CMS is also canceling the Geographic Direct Contracting Model effective immediately. The Geographic Direct Contracting Model, which was announced in December 2020, was paused in March 2021 in response to stakeholder concerns.

Both models were being tested by the CMS Innovation Center.


The Global and Professional Direct Contracting Model was controversial because opponents, including progressive Democrats, believed it would lead to the privatization of Medicare.

Physicians for a National Health Program, an organization of 25,000 doctors who support Medicare for All and oppose Medicare privatization, have rejected the ACO REACH model, as it did the GPDC.
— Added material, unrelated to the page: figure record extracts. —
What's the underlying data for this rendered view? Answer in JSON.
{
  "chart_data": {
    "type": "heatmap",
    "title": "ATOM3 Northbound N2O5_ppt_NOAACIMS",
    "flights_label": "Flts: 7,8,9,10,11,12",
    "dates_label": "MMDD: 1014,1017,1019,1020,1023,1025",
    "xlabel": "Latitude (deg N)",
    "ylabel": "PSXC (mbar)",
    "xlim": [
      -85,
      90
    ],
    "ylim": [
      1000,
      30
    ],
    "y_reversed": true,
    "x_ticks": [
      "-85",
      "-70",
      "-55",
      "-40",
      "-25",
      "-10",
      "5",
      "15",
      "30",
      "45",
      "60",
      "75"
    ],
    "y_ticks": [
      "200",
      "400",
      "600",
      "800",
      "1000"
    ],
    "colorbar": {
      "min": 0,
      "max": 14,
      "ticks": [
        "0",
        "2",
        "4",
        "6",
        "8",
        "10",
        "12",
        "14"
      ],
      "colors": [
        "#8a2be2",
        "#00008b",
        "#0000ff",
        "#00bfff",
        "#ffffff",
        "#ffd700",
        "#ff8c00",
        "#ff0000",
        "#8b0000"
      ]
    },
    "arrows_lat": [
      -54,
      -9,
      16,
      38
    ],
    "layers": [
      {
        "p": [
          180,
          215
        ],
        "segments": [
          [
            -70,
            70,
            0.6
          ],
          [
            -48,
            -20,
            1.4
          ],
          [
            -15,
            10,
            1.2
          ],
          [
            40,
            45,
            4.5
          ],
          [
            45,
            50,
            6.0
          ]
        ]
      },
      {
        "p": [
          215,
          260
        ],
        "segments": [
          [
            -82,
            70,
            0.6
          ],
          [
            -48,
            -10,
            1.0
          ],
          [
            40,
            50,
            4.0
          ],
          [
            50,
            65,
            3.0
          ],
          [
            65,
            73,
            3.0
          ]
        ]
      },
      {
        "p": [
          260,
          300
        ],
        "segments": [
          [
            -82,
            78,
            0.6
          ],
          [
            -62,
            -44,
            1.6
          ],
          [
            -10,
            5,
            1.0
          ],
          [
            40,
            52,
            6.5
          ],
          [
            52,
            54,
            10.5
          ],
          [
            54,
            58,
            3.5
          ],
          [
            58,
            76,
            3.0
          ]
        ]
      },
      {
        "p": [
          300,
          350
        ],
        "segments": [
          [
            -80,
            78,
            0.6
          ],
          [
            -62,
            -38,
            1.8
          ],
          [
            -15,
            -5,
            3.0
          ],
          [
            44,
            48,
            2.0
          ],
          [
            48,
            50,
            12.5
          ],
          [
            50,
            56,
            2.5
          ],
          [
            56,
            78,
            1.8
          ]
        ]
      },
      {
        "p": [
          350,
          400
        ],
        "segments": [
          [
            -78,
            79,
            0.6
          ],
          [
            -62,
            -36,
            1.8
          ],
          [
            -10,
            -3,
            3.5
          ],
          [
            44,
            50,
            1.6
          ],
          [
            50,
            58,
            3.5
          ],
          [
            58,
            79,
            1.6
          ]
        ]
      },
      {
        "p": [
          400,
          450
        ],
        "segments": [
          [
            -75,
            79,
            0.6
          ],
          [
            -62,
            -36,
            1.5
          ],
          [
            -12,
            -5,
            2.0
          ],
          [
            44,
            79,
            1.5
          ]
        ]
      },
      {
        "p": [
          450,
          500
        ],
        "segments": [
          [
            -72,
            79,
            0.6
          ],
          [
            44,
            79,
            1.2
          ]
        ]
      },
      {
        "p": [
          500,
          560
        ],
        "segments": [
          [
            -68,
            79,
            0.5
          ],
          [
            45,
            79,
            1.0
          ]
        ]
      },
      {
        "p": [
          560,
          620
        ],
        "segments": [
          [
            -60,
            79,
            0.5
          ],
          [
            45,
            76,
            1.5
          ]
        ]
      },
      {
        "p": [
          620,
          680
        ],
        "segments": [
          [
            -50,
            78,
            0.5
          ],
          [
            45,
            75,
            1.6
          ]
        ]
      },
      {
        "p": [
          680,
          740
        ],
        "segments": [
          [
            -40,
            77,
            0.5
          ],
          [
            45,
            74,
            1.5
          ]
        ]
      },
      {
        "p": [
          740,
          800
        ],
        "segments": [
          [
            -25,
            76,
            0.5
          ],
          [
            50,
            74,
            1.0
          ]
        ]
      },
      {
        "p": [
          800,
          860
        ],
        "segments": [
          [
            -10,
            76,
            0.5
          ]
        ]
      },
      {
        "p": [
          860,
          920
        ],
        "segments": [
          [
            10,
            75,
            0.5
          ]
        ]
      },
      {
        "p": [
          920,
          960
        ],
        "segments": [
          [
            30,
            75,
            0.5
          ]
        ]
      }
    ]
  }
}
“ACO REACH is Direct Contracting in disguise,” said Dr. Susan Rogers, an internal medicine physician and president of PNHP. “This new model doubles down on Direct Contracting’s fatal flaws, inserting a profit-seeking middleman between beneficiaries and their providers. ACO REACH will pay middlemen a flat fee to ‘manage’ seniors’ health, allowing them to keep 40% of what they don’t spend on care as profit and overhead.”

PNHP objections include the potential for middlemen to restrict patient care and the fact that traditional Medicare beneficiaries will still be automatically enrolled into ACO REACH entities, as they were with direct contracting, without their consent. Once enrolled they cannot cannot opt out unless they change primary care providers, PNHP said. 

Also, companies that can participate include private equity investors and other profit-seeking firms that are ultimately accountable to investors, the organization said. 

Others applauded CMS’s redesign.

The National Association of ACOs president and CEO Clif Gaus said, “Many of the criticisms against Direct Contracting were a product of great misunderstanding about the model and the overall shift to value-based payment. Instead, keeping the model with additional focus on equity, increased provider governance, improvements to risk adjustment, and other changes is best moving forward.”

Premier said, “The redesigned model improves upon the earlier iteration of Medicare Direct Contracting by ensuring that healthcare providers are in the driver’s seat. ACO REACH includes several updates for which Premier has long advocated including reducing discounts to ensure providers have adequate payment under the Global track, reducing the quality withhold and applying consistent methodologies and policies across participants to ensure healthcare providers have the same opportunity to participate as non-providers.”

Also, CMS has built into the payment methodology a mechanism to address equity by applying a beneficiary-level adjustment that will increase the benchmark for those ACOs serving higher proportions of underserved beneficiaries, Premier said. 


The ACO REACH Model builds on CMS’ ten years of experience with accountable care initiatives, such as the Medicare Shared Savings Program, the Pioneer ACO Model and the Next Generation ACO Model, CMS said.